The LOGIIC (Linking the Oil and Gas Industry to Improve Cybersecurity) program has completed Project 12 testing for safety instrumentation and management assets. The project was carried out to review and study cybersecurity issues in industrial control systems (ICS) that impact safety and business performance related to the oil and gas (O&G) sector.
The project sought to detect vulnerabilities in safety instruments used within the safety system architectures typically found in the O&G sector, according to the project report. It also set out to make recommendations for security design alternatives and configurations that can mitigate the exploitation of found vulnerabilities.
Project 12 testing is an upgrade of Project 11 that focused on safety controllers, engineering workstations (EWSs), and human-machine interface (HMI) components within various vendors’ safety system offerings. The project sought to generally assess whether different safety system configurations had inherent risks rather than uncovering specific vulnerabilities in specific vendor products.

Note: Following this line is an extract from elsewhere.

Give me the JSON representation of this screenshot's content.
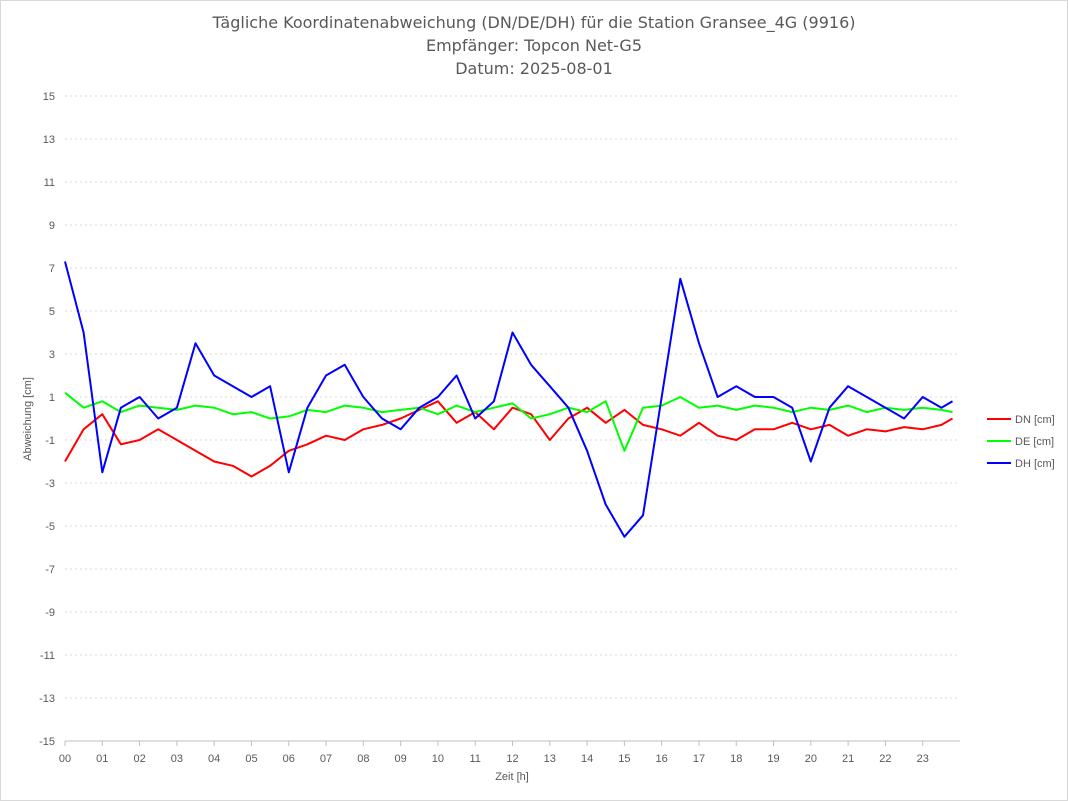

These instrumentation devices include items such as transmitters from fire and gas detection analyzers, pressure sensors, solenoids and positioners. They typically communicate with distributed control systems (DCS) and safety instrumented systems (SIS) using a non-IP-based communication protocol called Highway Addressable Remote Transducer (HART) communication.
The LOGIIC program tested four instances of each reference architecture using a representative set of vendor products in the various categories, including safety instrumented systems (SISs), instrument management systems (IMSs) or asset management system (AMSs), transmitters, fire detectors, gas detectors, and smart valve positioners, the report said.

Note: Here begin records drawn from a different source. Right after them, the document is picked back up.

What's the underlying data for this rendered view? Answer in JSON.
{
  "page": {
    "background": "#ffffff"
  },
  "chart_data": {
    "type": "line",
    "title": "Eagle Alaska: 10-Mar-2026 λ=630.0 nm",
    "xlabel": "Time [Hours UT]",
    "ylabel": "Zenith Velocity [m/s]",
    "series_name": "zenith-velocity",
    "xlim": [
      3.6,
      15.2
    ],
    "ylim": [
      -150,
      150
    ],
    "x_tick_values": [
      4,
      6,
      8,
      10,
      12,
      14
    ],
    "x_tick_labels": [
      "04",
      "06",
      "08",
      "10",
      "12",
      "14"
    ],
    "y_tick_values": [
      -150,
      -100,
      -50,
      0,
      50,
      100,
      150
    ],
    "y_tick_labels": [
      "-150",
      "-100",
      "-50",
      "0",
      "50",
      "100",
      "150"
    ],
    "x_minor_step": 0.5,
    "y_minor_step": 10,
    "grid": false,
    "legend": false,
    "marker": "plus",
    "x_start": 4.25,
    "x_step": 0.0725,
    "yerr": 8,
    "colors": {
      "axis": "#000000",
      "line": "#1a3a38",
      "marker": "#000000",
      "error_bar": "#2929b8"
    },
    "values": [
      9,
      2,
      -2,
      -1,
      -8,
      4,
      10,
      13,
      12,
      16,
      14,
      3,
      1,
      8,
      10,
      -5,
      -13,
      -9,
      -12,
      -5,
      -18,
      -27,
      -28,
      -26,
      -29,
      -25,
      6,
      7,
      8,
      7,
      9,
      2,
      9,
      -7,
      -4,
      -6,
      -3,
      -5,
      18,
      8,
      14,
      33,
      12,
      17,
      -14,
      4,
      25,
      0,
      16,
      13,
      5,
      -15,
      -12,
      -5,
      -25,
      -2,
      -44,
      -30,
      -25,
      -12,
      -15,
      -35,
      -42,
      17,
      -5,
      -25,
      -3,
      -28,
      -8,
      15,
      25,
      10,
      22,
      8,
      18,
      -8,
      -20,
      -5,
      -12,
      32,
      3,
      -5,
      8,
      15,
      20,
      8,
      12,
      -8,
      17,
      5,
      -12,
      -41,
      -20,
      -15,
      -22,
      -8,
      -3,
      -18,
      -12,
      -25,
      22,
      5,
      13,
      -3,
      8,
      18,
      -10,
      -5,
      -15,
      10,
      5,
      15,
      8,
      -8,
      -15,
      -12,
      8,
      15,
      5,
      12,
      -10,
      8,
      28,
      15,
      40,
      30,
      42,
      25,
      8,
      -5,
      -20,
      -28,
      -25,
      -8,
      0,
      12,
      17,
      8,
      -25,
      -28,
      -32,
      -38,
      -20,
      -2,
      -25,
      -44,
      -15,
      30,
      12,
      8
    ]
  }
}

The LOGIIC program is an ongoing collaboration of the U.S. Department of Homeland Security, Science and Technology (S&T) Directorate with oil and natural gas companies. It takes up collaborative research and development projects to improve the level of cybersecurity in critical systems of interest to the oil and natural gas sector. The program aims to promote the interests of the sector, while maintaining impartiality, independence of the participants, and vendor neutrality.
Current members of LOGIIC include BP, Chevron, ConocoPhillips, Shell, Total, and other oil and gas companies that operate significant global energy infrastructure.

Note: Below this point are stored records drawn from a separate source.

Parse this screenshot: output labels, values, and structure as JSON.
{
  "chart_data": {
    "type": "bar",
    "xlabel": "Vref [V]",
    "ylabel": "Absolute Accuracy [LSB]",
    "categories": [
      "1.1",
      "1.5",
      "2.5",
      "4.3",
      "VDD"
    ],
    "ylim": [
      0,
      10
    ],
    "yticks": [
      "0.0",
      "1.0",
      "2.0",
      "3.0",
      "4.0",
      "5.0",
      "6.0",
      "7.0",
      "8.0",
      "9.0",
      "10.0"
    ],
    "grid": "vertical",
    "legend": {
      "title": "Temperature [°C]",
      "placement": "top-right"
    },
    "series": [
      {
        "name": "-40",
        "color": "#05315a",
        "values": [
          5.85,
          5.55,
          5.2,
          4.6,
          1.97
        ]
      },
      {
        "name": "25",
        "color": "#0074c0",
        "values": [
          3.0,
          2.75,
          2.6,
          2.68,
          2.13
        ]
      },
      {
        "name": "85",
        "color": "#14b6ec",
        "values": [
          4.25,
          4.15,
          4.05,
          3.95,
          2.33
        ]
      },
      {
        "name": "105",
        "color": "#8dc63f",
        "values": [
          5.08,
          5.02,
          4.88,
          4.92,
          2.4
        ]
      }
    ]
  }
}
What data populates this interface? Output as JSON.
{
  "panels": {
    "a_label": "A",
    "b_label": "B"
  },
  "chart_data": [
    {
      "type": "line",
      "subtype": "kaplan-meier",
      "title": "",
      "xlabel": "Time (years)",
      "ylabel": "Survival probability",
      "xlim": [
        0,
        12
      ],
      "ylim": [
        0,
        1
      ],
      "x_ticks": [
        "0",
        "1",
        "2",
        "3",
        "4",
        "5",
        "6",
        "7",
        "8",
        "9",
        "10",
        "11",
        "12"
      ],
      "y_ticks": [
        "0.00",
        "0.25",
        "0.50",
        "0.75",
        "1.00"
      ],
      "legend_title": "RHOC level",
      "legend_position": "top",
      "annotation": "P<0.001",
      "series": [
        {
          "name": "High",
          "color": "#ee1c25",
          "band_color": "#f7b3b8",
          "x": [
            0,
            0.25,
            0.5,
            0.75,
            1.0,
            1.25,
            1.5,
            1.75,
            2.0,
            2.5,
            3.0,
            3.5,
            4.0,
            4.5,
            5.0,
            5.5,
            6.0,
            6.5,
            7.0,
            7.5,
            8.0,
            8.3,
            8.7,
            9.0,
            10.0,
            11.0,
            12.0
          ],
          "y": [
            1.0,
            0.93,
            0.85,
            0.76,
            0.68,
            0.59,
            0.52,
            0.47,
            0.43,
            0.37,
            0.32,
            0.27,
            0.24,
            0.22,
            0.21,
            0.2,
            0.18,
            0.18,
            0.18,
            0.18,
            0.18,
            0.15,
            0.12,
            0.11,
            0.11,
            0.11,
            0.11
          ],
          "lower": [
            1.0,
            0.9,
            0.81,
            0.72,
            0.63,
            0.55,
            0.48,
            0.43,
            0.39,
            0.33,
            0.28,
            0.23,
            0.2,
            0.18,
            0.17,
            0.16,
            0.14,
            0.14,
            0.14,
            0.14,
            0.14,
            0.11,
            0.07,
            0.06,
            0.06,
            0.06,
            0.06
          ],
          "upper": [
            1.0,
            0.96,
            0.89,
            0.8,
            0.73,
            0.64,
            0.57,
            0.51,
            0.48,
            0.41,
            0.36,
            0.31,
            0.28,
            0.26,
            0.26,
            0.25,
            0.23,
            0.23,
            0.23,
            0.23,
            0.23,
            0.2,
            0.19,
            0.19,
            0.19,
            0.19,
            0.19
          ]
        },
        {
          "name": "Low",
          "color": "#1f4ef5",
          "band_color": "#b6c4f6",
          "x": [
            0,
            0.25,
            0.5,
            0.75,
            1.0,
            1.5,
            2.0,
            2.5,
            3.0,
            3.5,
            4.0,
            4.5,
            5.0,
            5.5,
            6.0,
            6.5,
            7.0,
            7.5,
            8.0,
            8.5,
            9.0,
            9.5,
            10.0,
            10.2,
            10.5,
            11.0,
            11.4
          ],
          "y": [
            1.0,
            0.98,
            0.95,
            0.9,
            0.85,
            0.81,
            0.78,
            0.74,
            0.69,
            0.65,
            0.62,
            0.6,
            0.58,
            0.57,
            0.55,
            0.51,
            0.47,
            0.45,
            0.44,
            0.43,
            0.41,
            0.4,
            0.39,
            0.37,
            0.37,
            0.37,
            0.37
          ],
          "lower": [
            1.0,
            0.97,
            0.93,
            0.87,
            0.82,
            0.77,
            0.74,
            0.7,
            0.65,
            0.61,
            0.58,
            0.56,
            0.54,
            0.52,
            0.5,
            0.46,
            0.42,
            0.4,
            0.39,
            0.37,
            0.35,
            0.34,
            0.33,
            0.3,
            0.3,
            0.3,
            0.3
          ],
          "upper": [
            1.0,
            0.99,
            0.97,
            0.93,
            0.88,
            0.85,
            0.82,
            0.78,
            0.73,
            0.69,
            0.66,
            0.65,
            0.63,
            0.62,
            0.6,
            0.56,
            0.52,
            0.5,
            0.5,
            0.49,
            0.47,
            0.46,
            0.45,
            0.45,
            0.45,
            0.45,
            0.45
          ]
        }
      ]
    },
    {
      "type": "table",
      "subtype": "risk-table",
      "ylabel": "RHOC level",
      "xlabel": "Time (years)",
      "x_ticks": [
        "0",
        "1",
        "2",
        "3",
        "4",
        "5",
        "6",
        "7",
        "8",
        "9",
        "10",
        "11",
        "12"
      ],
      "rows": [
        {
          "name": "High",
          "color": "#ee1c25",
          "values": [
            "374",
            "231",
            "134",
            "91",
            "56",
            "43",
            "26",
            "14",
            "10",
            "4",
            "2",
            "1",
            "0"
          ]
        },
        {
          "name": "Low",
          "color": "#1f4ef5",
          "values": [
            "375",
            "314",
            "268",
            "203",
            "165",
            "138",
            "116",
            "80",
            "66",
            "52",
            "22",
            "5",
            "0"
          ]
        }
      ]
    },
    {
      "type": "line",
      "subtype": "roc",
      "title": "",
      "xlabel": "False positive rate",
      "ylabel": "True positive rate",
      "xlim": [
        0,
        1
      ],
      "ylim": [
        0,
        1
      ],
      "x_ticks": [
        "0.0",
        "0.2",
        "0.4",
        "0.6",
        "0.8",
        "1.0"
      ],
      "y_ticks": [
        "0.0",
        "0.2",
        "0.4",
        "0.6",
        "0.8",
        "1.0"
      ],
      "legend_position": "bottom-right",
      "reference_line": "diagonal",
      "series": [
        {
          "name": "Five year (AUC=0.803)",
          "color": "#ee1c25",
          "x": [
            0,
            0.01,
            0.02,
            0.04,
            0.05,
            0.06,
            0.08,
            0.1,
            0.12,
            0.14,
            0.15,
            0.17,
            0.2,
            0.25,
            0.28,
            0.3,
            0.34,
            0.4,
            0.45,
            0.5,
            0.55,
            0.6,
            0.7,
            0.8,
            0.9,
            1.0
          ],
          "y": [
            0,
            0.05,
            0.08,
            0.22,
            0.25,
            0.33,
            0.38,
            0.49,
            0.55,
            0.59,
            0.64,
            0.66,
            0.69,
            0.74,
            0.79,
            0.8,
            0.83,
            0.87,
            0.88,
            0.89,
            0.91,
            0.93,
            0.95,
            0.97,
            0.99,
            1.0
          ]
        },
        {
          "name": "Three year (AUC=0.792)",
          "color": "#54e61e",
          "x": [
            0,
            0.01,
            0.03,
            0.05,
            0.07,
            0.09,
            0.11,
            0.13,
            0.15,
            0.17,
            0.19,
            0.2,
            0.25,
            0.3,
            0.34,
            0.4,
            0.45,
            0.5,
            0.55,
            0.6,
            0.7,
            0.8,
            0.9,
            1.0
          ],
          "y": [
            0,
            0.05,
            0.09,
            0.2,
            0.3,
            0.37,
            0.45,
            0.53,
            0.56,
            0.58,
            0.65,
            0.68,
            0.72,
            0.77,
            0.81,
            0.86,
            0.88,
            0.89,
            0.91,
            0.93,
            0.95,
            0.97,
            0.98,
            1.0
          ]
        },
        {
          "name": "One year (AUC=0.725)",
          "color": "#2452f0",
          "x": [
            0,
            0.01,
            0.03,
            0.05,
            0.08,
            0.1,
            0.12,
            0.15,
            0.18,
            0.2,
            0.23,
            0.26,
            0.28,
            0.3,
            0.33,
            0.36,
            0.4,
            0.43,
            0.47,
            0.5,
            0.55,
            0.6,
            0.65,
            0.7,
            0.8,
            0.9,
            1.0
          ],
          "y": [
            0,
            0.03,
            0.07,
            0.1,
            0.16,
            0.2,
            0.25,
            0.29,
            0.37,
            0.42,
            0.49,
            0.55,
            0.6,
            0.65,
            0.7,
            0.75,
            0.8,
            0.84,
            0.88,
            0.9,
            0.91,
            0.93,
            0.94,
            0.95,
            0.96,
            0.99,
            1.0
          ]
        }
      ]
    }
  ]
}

Project 12 testing focused on data flow, stability, connectivity, security controls, and architectural and configuration vulnerabilities, the project report said. It sought to learn how attackers, using the IMS/AMS platform as an attack launch point, could modify device configurations to create unsafe conditions. Alternate platforms were out of scope for assessments with one exception – determining if IMS/AMS-to-SIS communications could be hijacked from a network-connected device, it added.
The IMS/AMS communicates with field devices using the HART protocol and Ethernet communications. Attacks based on physical access to instruments during the architecture assessment were out of scope. However, the detailed instrument assessment was conducted with physical access.
A representative set of vendor products included SISs, IMSs or AMSs, transmitters, fire detectors, gas detectors, and smart valve positioners. A single representative HART Multiplexor (MUX) was used, while supply chain attacks were in scope. All other products were out of scope for this project. A multiplexor device selects between several analog or digital input signals and forwards the selected input to a single output line.
Project 12 testing also revealed numerous consequential and recurring exploitable weaknesses across individual assessments that indicate a systemic and pervasive industry-wide problem.
Industrial cybersecurity firm Dragos worked with LOGIIC to examine potential physical sensor issues that can be used and abused in real-world facility environments, and made some discoveries.
“We’ve found situations where it is possible to disable sensors, to manipulate sensor signals to prevent safety activation, and even to lock legitimate operators out of devices,” Dragos said in a blog post. “But these discoveries are just the start—the goal is not to scare the industry but to help it get better at securing these sensors and mitigating existing gaps.”
The LOGIIC report concludes that safety systems are vulnerable to “malicious attacks and that extreme caution should be taken before introducing any software or hardware, including device type managers (DTMs), which could introduce malware into the process control network (PCN). Safety system owners should immediately verify the pedigree and integrity of all DTMs currently in use. We cannot sufficiently emphasize the severity of this vulnerability to end-users.”
Last month, researchers from DeNexus discovered around three campaigns in the wild that are adopting the same or matching spear-phishing email templates. The campaigns were first spotted during investigations of targeted attacks on the oil and gas supply chain industries in the Middle East.